No entanto, a imaginação apela com tanta ignorância nas orelhas de nosso coração, que, o que quer que faça a razão sua mestre, ela não consegue apaziguá-la. É assim que, frequentemente, enquanto deveríamos orar, uma multidão de estranhas imagens originárias de nossos maus pensamentos enchem nosso coração de clamores e que não chegamos de modo algum a rechaçá-las por nossos próprios meios. Donde não há dúvida que Bilha é uma comadre malvada. Da mesma forma, os afetos são sempre tão insaciáveis que a totalidade das emoções da afetividade, sua mestra, não bastam para estancar sua sede. A bebida que desejam beber os afetos é o prazer das delícias carnais, naturais e terrestres. Mais saboreiam, e maior é sua sede, pois o mundo inteiro não bastaria para preencher o apetite dos afetos. Eis porque, frequentemente, quando oramos ou refletimos sobre Deus e as coisas espirituais, gostaríamos de experimentar a doçura do amor em nossa afetividade sem todavia poder aí alcançar, pois estamos muito ocupados em alimentar a cobiça dos afetos. De fato, os afetos não cessam de reclamar com avidez, e nós estamos vulneráveis a eles por conta da carne. Donde não há dúvida que Zilpa está sempre embriagada e insaciável.

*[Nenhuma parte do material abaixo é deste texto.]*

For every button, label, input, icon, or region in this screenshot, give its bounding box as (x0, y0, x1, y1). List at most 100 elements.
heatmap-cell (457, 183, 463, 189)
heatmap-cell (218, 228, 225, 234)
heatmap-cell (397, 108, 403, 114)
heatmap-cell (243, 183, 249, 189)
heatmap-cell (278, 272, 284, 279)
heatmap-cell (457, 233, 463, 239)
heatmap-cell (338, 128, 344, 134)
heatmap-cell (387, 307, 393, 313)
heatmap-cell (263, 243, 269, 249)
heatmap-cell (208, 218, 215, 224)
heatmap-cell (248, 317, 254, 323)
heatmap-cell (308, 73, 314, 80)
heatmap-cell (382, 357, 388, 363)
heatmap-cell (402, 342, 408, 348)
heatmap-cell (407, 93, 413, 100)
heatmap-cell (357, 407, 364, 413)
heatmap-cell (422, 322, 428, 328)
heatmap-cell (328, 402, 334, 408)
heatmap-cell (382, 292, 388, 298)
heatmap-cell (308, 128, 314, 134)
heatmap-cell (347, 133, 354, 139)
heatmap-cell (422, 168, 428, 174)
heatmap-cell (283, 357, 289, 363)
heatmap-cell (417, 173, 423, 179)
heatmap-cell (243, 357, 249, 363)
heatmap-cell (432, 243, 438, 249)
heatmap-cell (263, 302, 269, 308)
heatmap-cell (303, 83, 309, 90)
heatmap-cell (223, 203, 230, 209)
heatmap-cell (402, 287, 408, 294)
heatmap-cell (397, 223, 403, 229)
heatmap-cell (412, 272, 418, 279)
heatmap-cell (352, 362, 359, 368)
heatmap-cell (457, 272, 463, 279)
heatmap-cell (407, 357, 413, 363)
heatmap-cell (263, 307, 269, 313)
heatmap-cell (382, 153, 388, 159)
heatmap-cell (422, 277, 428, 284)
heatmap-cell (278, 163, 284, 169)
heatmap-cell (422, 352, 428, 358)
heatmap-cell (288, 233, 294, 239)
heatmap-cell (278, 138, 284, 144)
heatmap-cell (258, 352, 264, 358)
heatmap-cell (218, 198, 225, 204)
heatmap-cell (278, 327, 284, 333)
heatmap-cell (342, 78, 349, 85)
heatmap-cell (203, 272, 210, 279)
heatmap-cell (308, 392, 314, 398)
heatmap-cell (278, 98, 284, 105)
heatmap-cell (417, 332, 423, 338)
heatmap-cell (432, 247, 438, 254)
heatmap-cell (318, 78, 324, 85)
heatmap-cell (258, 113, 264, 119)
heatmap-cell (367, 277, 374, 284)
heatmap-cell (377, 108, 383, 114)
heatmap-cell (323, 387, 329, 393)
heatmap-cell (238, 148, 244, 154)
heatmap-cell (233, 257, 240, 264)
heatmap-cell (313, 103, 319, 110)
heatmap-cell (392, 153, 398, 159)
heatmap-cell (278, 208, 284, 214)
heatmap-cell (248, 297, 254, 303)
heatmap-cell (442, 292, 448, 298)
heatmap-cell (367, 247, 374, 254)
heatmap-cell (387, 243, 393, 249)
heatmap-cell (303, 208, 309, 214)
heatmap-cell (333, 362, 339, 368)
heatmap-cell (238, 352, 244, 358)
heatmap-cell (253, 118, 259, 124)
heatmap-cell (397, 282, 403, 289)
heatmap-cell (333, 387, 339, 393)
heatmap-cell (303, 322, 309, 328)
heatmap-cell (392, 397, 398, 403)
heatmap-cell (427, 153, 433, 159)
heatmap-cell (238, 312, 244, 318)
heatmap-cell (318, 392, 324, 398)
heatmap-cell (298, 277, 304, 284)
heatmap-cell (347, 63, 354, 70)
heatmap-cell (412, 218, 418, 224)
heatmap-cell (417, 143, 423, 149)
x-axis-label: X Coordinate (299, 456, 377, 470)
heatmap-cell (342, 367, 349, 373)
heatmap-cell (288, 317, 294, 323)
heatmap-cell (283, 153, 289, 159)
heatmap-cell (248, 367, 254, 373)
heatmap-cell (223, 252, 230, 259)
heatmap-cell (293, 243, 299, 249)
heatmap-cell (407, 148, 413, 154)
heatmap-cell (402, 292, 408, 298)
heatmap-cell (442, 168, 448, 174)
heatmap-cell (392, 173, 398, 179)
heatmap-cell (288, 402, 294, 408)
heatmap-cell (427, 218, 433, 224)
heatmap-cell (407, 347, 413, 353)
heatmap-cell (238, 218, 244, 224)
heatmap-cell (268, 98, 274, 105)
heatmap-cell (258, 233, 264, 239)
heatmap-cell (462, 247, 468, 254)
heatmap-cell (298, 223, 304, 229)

A princípio, Lia foi engravidada por Jacó e lhe deu sete descendentes. Zilpa foi engravidada por Jacó e lhe deu dois bastardos. Bilha foi engravidada por Jacó e lhe deu dois filhos, e Raquel foi engravidada por Jacó e lhe deu dois herdeiros. Da mesma forma, a afetividade fecundada pela graça de Deus procria sete virtudes, enquanto os afetos, fecundados pela graça de Deus, engendram dois. A princípio, a imaginação fecundada pela graça de Deus, dá nascimento a duas virtudes ou duas espécies de representações, enquanto a razão fecundada pela graça de Deus, dá igualmente duas virtudes. Os nomes destes filhos e suas virtudes correspondentes estão indicados no diagrama seguinte:

Jacó — Deus
Lia — Afetividade Raquel — Razão
Zilpa — Afetos Bilha — Imaginação
Descendência de Jacó e Zilpa Descendência de Jacó e Lia Descendência de Jacó e Raquel Descendência de Jacó e Bilha
Gad — Abstinência
Asher — Paciência
Rubens — Temor de Deus
Simeão — Dor do pecado
Levi — Esperança do perdão
Juda — Amor do deus de bondade
Issachar — Alegria da doçura interior
Zebulon — Perfeita aversão ao pecado
Dina — Vergonha ordenada ao pecado
José — Discernimento
Benjamim — Contemplação
Dan — Visão dos sofrimentos a vir
Nephtali — Visão das alegrias a vir

Este diagrama dá uma visão geral da filiação de Jacó, de suas esposas, de suas servas e de todos seus filhos. Resta ainda mostrar de que maneira eles foram engendrados e em que ordem. Começaremos pelos filhos de Lia da qual lemos que foram concebidos primeiro. Os filhos de Jacó e de Lia não designam nada mais que os afetos, ou emoções, bem ordenados da alma humana. Com efeito, se não estivessem bem ordenados, não seriam filhos de Jacó. Também os sete filhos de Lia são ao mesmo tempo virtudes, pois uma virtude nada mais é que uma afeção da alma ordenada a seu objeto e equilibrada. Por outro lado, uma afeção da alma é ordenada quando ela é conforme ao objeto correspondente, e ela é equilibrada quando ela é proporcionada àquele. As afeções da alma humana são às vezes ordenadas e proporcionadas a seu objeto, às vezes impróprias e desproporcionadas. Mas quando elas são ordenadas e proporcionadas, então elas contam entre os filhos de Jacó.